Le pardon a lieu le 2ème dimanche de juillet.


Dans le passé, après les vêpres, célébrées l’après-midi, se déroulait une procession, qui serpentait à travers champs jusqu’au phare de Pors-Poulhan où avait lieu une bénédiction de la mer. On connaît peu de choses sur Saint They, si ce n’est qu’il vécut au 6ème siècle et qu’il fut disciple de Saint Gwenole, fondateur de l’abbaye de Landévennec. Il est connu aussi en Grande-Bretagne, dans le Cornwall (Cornouaille) sous le nom de St Day. Il a donné son nom à Lothey (29), nom formé de « lok », lieu consacré et de They. On trouve aussi des chapelles à la Pointe du Van, Riec, Poullan, Saint Segal. La forme primitive de son nom est Dei. La prononciation bretonne a fait muter le D en T. S’écrit aussi Dey, Tei, Thei.

La fontaine de Saint They
« Au midi et tout près de la chapelle de St They est la fontaine sainte, édicule en maçonnerie de 1,30 m de largeur sur autant de profondeur. L’eau coule dans un bassin bordé de pierres… » (Chanoine Pérennes -1942-
« Plouhinec et Poulgoazec, monographie des deux paroisses »)
La fontaine ne porte pas de date de construction mais on peut penser qu’elle est contemporaine de la chapelle qui, elle, date du 16ème siècle et a été remaniée en 1676. D’après la légende, l’eau de la fontaine a la propriété de guérir les personnes atteintes de rhumatismes. De tout temps, on y a baigné un membre malade et même plongé les jeunes enfants tardant à marcher.
Jusque dans les années 1980, la niche de style ogival abritait encore une statue de bois drapée –selon la tradition- d’un ou plusieurs vêtements blancs appartenant à des nourrissons des environs.

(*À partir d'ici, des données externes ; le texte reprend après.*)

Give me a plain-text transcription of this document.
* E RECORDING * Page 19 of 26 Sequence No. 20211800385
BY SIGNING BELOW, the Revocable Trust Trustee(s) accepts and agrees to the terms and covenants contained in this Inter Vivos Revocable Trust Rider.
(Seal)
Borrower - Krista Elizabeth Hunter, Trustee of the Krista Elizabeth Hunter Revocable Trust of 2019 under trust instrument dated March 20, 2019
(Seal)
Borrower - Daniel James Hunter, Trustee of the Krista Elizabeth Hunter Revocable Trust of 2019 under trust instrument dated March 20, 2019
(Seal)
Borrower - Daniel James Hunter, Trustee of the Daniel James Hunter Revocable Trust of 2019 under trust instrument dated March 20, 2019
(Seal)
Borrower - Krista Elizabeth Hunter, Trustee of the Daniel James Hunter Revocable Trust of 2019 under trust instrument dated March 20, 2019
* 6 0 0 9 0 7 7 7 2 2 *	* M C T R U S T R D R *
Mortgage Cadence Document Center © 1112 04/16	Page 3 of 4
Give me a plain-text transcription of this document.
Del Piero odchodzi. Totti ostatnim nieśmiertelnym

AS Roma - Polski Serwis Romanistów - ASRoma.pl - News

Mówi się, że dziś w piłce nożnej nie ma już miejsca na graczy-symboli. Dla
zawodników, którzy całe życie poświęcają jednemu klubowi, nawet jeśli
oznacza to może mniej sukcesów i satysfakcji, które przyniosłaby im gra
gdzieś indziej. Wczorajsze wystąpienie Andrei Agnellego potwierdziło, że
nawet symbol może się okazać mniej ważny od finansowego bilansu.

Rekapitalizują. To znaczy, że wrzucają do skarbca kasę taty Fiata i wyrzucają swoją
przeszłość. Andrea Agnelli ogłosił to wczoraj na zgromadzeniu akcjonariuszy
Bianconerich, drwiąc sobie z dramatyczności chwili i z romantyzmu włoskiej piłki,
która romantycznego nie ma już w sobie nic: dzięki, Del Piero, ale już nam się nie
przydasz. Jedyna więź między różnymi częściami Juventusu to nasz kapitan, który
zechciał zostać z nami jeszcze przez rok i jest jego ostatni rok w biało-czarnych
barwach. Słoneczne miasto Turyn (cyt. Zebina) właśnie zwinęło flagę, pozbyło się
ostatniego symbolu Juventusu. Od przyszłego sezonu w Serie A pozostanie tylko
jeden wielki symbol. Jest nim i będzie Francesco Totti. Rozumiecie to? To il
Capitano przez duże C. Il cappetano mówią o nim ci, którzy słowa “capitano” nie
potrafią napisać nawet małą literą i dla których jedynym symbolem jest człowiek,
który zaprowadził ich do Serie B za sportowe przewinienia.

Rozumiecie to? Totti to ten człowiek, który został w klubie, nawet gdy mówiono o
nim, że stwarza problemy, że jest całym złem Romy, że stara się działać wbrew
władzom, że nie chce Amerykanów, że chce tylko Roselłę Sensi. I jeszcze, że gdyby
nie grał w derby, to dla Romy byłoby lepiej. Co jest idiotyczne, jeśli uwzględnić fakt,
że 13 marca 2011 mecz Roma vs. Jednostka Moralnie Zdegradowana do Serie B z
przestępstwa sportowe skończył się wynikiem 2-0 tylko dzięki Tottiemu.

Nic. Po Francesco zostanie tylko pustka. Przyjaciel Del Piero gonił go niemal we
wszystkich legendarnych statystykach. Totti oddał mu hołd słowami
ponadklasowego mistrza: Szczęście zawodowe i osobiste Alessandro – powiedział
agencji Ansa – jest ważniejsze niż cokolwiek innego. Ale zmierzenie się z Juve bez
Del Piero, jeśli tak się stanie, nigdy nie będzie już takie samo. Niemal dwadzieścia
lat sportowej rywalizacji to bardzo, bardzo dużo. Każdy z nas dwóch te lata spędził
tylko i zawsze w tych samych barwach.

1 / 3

Tous les ans, à l’occasion du pardon (2ème dimanche de juillet), on la revêtait d’une robe de baptême en dentelle, normalement la toilette d’un jeune baptisé. Dans les années 1970/80, c’est la robe de baptême de Marie-Noëlle Burel, épouse de René Le Lay, de Drégan, qui habilla la statue du Saint. Cette tradition remonte à des temps lointains où, pour obtenir la guérison d’un nouveau né, on jetait sa robe de baptême dans la fontaine : si le vêtement flottait, l’état de santé s’améliorerait, s’il coulait, le bébé était condamné.